Like his illustrious peers who operate in the spheres of Art, Music and Media, Magugu is young, black, creatively defining y blessed and the African Aesthetic in ways the world has not expected. The arrival of his name as someone to watch was swift, decisive and propelled by the sheer expansiveness of his talent. A fresh graduate of LISOF School of Fashion, he won the 2015 Africa Fashion International (AFI) Fastrack programme and has been an integral voice in the Woolworths Style By SA capsule collections since 2016.
Magugu presents the deconstruction of the modern African woman’s identity
At the same time he has garnered critical praise and attention with furniture design through a collaboration with industrial designer and craftsman Emile Millward, took the overall prize for curation and fashion content at the International Fashion Showcase, a beneficiary of the British Fashion Council. In the process, Magugu earned praise for his collection earlier this year from none other than Vogue Editor in Chief, Anna Wintour.

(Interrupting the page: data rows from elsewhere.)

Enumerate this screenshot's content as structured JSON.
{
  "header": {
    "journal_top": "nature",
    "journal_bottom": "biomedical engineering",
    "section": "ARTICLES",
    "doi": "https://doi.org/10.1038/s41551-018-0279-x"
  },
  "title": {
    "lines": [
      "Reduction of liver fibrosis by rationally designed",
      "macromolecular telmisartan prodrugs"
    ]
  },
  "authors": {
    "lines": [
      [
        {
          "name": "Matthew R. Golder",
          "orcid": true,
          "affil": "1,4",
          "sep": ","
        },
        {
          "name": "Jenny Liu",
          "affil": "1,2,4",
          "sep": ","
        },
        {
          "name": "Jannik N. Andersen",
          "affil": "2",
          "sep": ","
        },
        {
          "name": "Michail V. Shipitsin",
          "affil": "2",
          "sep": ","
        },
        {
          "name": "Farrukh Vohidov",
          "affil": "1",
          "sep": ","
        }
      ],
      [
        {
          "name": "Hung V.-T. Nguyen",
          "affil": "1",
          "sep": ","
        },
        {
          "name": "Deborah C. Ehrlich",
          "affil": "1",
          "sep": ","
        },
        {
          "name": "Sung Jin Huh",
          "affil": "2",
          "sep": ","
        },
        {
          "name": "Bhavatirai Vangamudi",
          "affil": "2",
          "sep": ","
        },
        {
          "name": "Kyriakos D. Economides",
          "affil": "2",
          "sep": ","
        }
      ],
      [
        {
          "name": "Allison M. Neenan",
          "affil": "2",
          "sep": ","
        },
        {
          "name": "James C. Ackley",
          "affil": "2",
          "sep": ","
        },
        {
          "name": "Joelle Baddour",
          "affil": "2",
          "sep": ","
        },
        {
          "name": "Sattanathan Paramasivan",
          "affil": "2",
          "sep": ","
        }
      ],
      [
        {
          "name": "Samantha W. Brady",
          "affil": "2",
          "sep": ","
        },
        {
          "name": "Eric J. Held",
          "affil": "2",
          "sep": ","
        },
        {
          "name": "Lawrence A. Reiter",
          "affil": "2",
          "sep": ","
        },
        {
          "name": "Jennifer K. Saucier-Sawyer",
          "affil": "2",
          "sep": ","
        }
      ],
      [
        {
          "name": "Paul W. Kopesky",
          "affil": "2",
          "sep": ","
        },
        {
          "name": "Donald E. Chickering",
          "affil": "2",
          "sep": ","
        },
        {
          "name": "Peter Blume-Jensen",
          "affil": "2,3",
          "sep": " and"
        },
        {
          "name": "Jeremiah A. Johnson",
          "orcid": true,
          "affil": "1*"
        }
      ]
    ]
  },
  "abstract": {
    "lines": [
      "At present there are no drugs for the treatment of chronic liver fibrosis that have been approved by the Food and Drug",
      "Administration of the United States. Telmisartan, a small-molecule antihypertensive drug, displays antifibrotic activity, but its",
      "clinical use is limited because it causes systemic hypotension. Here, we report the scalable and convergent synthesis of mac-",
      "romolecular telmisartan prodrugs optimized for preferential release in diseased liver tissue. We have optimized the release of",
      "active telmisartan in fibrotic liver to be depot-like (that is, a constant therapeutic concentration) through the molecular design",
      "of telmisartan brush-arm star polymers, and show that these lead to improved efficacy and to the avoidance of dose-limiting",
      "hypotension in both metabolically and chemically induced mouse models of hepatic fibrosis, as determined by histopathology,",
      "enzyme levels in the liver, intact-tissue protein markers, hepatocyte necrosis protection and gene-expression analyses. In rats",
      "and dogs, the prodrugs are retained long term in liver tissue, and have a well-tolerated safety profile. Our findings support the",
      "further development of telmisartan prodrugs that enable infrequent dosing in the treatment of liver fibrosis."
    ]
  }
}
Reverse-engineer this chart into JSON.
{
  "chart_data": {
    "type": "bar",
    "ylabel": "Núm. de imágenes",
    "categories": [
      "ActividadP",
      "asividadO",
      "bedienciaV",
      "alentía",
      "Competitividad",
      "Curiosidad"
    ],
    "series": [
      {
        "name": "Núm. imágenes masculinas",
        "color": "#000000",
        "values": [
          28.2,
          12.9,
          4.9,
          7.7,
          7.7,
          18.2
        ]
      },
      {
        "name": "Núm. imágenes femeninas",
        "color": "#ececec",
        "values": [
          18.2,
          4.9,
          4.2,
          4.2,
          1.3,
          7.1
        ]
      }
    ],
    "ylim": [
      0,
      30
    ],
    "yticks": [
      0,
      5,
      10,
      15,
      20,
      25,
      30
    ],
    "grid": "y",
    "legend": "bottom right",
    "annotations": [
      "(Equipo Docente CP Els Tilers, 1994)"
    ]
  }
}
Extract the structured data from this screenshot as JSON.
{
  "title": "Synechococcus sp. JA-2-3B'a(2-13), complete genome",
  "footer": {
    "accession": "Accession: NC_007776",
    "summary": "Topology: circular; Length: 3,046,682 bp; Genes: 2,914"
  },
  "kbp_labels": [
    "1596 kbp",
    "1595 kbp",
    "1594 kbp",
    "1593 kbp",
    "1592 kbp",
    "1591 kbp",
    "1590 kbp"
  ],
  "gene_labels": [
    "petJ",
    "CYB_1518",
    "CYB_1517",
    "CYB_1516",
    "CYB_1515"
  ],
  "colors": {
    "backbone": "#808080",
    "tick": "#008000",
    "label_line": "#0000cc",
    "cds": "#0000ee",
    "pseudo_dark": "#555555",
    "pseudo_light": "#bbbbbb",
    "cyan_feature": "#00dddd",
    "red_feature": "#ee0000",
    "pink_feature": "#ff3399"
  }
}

Magugu is clear on his goal in designing clothes for women. “I want to make clothes that empower women. His penchant for tailoring is sophisticated in the way that it celebrates the body with nipped in waists that architecturally embellish the feminine silhouette. Swift transitory understandings of garment construction segue from one uncomplete shape to the construction of another in beguiling ways that seem right, but play with scale, volume and asymmetry. It is a heady mix, but observed as a whole, the eye intrinsically recognizes the cleverness interspersed with layering and contrasting use of fabrications.
That being said, the clothes are inherently beautiful and wearable. Intellectually, Magugu presents the deconstruction of the modern African woman’s identity, as she makes her way through the socio-economic and political landscape that is 21st century Africa. Collections are titled after social science subjects and the gender politics are subtly engaged with whilst distilling a postmodern African Aesthetic. It is a dynamic that jousts between the feminine and masculine in a forward looking way, energised by motifs and themes from an Africa rich with a diverse heritage.
Magugu’s creative journey and oeuvre is still young and his imagination has yet to plumb its depths. We know it began it Africa, Thebe Magugu will show us the future too.